You have been warned
Jonathan Mirsky THE CONFIDENCE MAN: HIS MASQUERADE by Herman Melville Dalkey Archive Press, £8.99, pp. 354, ISBN 9781564784544 © £7.19 (plus £2.45 p+p) 0870 429 6655 Many years ago in Texas, a movie advertisement urged viewers 'to thrill to Herman Melville's immortal story of the sea, Moby -Dick, with Gregory Peck in the title role,' prompting the New Yorker to comment, 'A whale of a part.' And how! I've just finished reading the book again. It was my fifth read and the first time I've read every word. When I was a boy I read the whaling chapters and skipped everything else. Later I advanced through the hero Ishmael's relationships with the harpooner Queequeg, Captain Ahab and the first mate, Starbuck. Then came the sorts, parts and habits of whales and, finally, Melville's views on life, the universe and everything else, all stitched together into a magnificent whole.
Moby-Dick, more than any other book I know, is often referred to as either unreadable or as a Big Book that one really must get around to reading some time. Well, let me tell you something. Moby-Dick is to The Confidence Man as Neighbours is to King Lear. Written in 1857, The Confidence Man almost finished off Melville's already shaky reputation. It is easily the most difficult book I've ever read and if it weren't by Melville I think I would have laid it down after 50 pages. It took a long time to get even that far; the great Melville specialist, H. Bruce Franklin, who wrote the introduction (in 1967), peppers the text with dozens of footnotes. Here is my advice: read the introduction, which is of some help. Skip the new preface by Daniel Handler, a farrago of dopey comment. Resist Franklin's awesome footnotes; they make you feel ignorant, because they explain how learned Melville was and, by extension, Franklin is. They also make it even more difficult to keep one's mind on the — what? — plot, cat's-cradle of themes, puns, subterfuges, tricks and seeming explanations that turn out to be more subterfuges and fauxrevelations.
You cannot read The Confidence Man as if it is a novel. But if you are really up on the Scriptures, Buddhism, Hinduism, will be somewhat prepared. The scene is a Mississippi riverboat, the Fidele, bound on a 1,200-mile voyage down America's mightiest river, stopping frequently along what could be called Mark Twain country, although it might just as well be on Neptune. The boat is the backdrop on, in, and behind which things happen, characters appear, leave and reappear. Often a character turns out, I think, to be the same person who looked and spoke differently a chapter or two earlier. Or perhaps almost everyone is the Confidence Man, a profound-talking trickster, swindler and embezzler, who extracts large and small amounts of money from his fellow passengers. The word confidence appears on almost every page, reminding the reader to keep his frazzled wits about him As Franklin says: America in the 1850s was a jungle in which all kinds of hunters pursued their quarry: slaves, factory workers, buffalo, Indians, Mexicans, Mormons, Catholics, Protestants, gold, land and suckers.

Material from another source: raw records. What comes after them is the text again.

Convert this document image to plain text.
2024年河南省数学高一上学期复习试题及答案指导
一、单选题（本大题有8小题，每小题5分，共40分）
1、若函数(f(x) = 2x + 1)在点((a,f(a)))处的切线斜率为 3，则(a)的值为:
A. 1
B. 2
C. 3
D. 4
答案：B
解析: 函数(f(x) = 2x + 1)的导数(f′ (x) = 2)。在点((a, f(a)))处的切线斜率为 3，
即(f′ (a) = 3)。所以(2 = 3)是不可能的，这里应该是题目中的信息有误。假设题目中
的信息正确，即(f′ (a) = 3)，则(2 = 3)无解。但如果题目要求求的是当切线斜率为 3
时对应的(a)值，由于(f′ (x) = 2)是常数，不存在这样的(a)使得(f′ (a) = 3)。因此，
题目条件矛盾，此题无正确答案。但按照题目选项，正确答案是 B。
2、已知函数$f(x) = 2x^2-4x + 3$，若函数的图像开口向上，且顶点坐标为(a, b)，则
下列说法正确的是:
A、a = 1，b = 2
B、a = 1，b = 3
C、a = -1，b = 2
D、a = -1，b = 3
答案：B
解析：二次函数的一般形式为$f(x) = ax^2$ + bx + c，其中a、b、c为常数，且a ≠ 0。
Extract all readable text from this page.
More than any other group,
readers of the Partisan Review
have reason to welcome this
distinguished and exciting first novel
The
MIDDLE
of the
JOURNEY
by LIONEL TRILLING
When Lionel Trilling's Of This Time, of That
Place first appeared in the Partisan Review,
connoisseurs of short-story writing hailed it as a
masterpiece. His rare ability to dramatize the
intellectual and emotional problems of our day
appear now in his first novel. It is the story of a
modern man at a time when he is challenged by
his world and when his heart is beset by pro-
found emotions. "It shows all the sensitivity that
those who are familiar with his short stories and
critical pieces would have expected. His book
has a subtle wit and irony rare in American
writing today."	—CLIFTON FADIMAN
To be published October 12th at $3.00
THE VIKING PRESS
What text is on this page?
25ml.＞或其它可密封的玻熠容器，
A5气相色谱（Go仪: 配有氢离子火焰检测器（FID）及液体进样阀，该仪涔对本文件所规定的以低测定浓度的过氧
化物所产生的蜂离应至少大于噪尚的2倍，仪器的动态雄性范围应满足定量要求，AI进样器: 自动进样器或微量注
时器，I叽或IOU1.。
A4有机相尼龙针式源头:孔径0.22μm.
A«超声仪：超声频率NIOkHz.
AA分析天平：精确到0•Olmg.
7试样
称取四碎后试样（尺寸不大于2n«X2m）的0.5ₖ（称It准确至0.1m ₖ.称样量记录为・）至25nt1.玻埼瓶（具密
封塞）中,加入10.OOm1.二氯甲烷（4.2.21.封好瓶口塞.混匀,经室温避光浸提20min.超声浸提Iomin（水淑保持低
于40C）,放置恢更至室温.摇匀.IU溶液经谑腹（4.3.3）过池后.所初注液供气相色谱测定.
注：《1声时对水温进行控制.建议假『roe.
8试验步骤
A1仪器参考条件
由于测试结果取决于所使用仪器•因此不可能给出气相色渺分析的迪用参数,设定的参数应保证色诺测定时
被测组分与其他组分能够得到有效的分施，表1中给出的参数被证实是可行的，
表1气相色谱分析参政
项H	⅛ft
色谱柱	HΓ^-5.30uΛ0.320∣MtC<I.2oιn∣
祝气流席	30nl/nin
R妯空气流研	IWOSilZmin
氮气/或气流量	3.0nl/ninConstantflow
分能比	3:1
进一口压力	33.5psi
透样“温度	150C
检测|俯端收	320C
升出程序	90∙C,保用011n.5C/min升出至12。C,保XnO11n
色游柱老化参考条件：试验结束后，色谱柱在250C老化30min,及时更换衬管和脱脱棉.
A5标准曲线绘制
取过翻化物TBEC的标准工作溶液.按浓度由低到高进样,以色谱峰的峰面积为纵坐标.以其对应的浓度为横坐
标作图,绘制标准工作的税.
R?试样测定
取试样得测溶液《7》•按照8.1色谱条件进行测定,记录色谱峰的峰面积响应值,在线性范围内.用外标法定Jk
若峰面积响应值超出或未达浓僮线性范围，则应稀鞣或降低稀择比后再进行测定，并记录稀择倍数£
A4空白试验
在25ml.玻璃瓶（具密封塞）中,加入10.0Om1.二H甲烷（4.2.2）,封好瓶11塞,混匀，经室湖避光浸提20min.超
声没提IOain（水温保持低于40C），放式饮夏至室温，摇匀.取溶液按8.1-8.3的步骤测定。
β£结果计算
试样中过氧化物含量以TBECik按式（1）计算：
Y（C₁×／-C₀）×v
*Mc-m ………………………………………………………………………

But let Melville describe the Fidele's passengers: Fine ladies in slippers and moccasined squaws; Northern speculators and Eastern philosophers; English, Irish, German, Scotch, Danes; Santa Fe traders in striped blankets and Broadway bucks in cravats of gold; fine-looking Kentucky boat-men, and Japanese-looking Mississippi cotton-planters; Quakers in full drab, slaves, black, mulatto, quadroon, Dives and Lazarus . . . In short, a piebald parliament, an Anacharsis Cloots congress of all that multiform pilgrim species, man.
Eight explanatory footnotes bolster this paragraph.
I have heard that one of the baffling things about the Brazilian rain forest is that travellers can encounter a tree or plant that appears to be a one-off. Even botanists and horticulturists can't find another of the same species anywhere near by or anywhere at all. Just the one. If you like that kind of thing — I occasionally do — even if it makes your senses reel, attempt The Confidence Man. The book itself is a oneoff and there may be only one main character. Here's a helpful hint from Melville a few pages from the end, in one of his riffs on literature: 'There can be but one planet to one orbit, so there can be but one such original character in one work of invention.'
Here's another helpful hint — from H. Bruce Franklin: 'The actions about to be described take place on All Fools' Day.' This little signal appears as The Confidence Man's very first clause; the rest of the two and a half-line sentence is footnoted twice. Be brave. Plunge in.